Unnamed: 0,antecedents,consequents,antecedent support,consequent support,support,confidence,lift,leverage,conviction,zhangs_metric
0,(ground beef),(spaghetti),0.011012,0.011978,0.010819,0.982456,82.019242,0.010687,56.317233,0.998807
1,(spaghetti),(ground beef),0.011978,0.011012,0.010819,0.903226,82.019242,0.010687,10.219539,0.999784
2,(shrimp),(frozen vegetables),0.02956,0.016808,0.01449,0.490196,29.163849,0.013993,1.928568,0.995126
3,(frozen vegetables),(shrimp),0.016808,0.02956,0.01449,0.862069,29.163849,0.013993,7.035694,0.98222
4,(spaghetti),(mineral water),0.011978,0.016229,0.012172,1.016129,62.612903,0.011977,inf,0.995959
5,(mineral water),(spaghetti),0.016229,0.011978,0.012172,0.75,62.612903,0.011977,3.952087,1.000262
6,(turkey),(burgers),0.081144,0.01507,0.014297,0.17619,11.691819,0.013074,1.19558,0.995227
7,(burgers),(turkey),0.01507,0.081144,0.014297,0.948718,11.691819,0.013074,17.917697,0.928462
8,(ground beef),(mineral water),0.011012,0.016229,0.011978,1.087719,67.024227,0.0118,inf,0.996049
9,(mineral water),(ground beef),0.016229,0.011012,0.011978,0.738095,67.024227,0.0118,3.776135,1.00133


## Analysis and Interpretation:
*	Analyse the generated rules to identify interesting patterns and relationships between the products.
*	Interpret the results and provide insights into customer purchasing behaviour based on the discovered rules.


In [94]:
# Interpretation of a rule
print("Identified Patterns:")

for i in range(len(rules.head())):
    print("\nCustomers who buy {} are {} times more likely to buy {}.".format(
        list(rules.iloc[i]['antecedents']), 
        round(rules.iloc[i]['lift'], 2), 
        list(rules.iloc[i]['consequents'])
    )) 

Identified Patterns:

Customers who buy ['ground beef'] are 82.02 times more likely to buy ['spaghetti'].
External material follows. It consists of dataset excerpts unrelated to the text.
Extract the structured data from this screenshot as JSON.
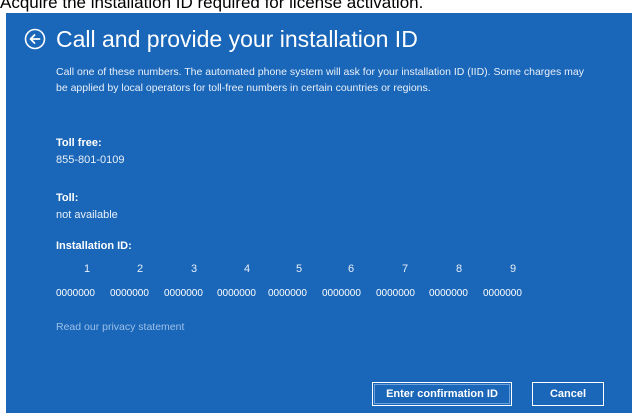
{
  "caption": "Acquire the installation ID required for license activation.",
  "dialog": {
    "title": "Call and provide your installation ID",
    "description": "Call one of these numbers. The automated phone system will ask for your installation ID (IID). Some charges may be applied by local operators for toll-free numbers in certain countries or regions.",
    "toll_free_label": "Toll free:",
    "toll_free_value": "855-801-0109",
    "toll_label": "Toll:",
    "toll_value": "not available",
    "installation_id_label": "Installation ID:",
    "iid_columns": [
      "1",
      "2",
      "3",
      "4",
      "5",
      "6",
      "7",
      "8",
      "9"
    ],
    "iid_groups": [
      "0000000",
      "0000000",
      "0000000",
      "0000000",
      "0000000",
      "0000000",
      "0000000",
      "0000000",
      "0000000"
    ],
    "privacy_link": "Read our privacy statement",
    "confirm_button": "Enter confirmation ID",
    "cancel_button": "Cancel"
  },
  "colors": {
    "panel_bg": "#1a66b8",
    "text": "#ffffff",
    "link": "#9cc0ea"
  },
  "icons": {
    "back": "back-arrow-circle-icon"
  }
}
Customers who buy ['spaghetti'] are 82.02 times more likely to buy ['ground beef'].

Customers who buy ['ground beef'] are 67.02 times more likely to buy ['mineral water'].
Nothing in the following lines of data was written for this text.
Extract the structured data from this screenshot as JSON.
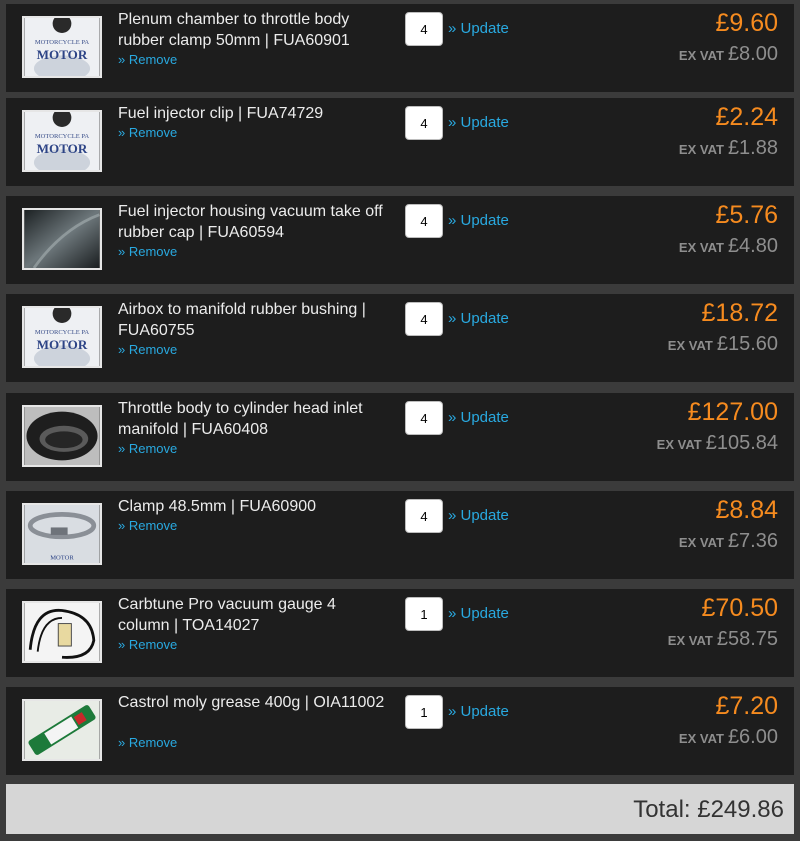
{
  "cart": {
    "update_label": "» Update",
    "remove_label": "» Remove",
    "ex_vat_label": "EX VAT",
    "items": [
      {
        "title": "Plenum chamber to throttle body rubber clamp 50mm | FUA60901",
        "qty": "4",
        "price": "£9.60",
        "ex_vat": "£8.00",
        "thumb": "motor-logo"
      },
      {
        "title": "Fuel injector clip | FUA74729",
        "qty": "4",
        "price": "£2.24",
        "ex_vat": "£1.88",
        "thumb": "motor-logo"
      },
      {
        "title": "Fuel injector housing vacuum take off rubber cap | FUA60594",
        "qty": "4",
        "price": "£5.76",
        "ex_vat": "£4.80",
        "thumb": "rubber-cap"
      },
      {
        "title": "Airbox to manifold rubber bushing | FUA60755",
        "qty": "4",
        "price": "£18.72",
        "ex_vat": "£15.60",
        "thumb": "motor-logo"
      },
      {
        "title": "Throttle body to cylinder head inlet manifold | FUA60408",
        "qty": "4",
        "price": "£127.00",
        "ex_vat": "£105.84",
        "thumb": "rubber-manifold"
      },
      {
        "title": "Clamp 48.5mm | FUA60900",
        "qty": "4",
        "price": "£8.84",
        "ex_vat": "£7.36",
        "thumb": "hose-clamp"
      },
      {
        "title": "Carbtune Pro vacuum gauge 4 column | TOA14027",
        "qty": "1",
        "price": "£70.50",
        "ex_vat": "£58.75",
        "thumb": "vacuum-gauge"
      },
      {
        "title": "Castrol moly grease 400g | OIA11002",
        "qty": "1",
        "price": "£7.20",
        "ex_vat": "£6.00",
        "thumb": "grease-tube"
      }
    ],
    "total": "Total: £249.86"
  }
}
Customers who buy ['mineral water'] are 67.02 times more likely to buy ['ground beef'].

Customers who buy ['spaghetti'] are 62.61 times more likely to buy ['mineral water'].


### Interpretation:

* Meal Pairings:

    The analysis reveals common meal pairings such as ground beef with spaghetti and shrimp with frozen vegetables, suggesting that customers tend to buy complementary items for preparing meals.

* Beverage Choices:

    Itmms like mineral water are frequently associated with food items like ground beef and spaghetti, indicating that customers often include beverages in their food purchases.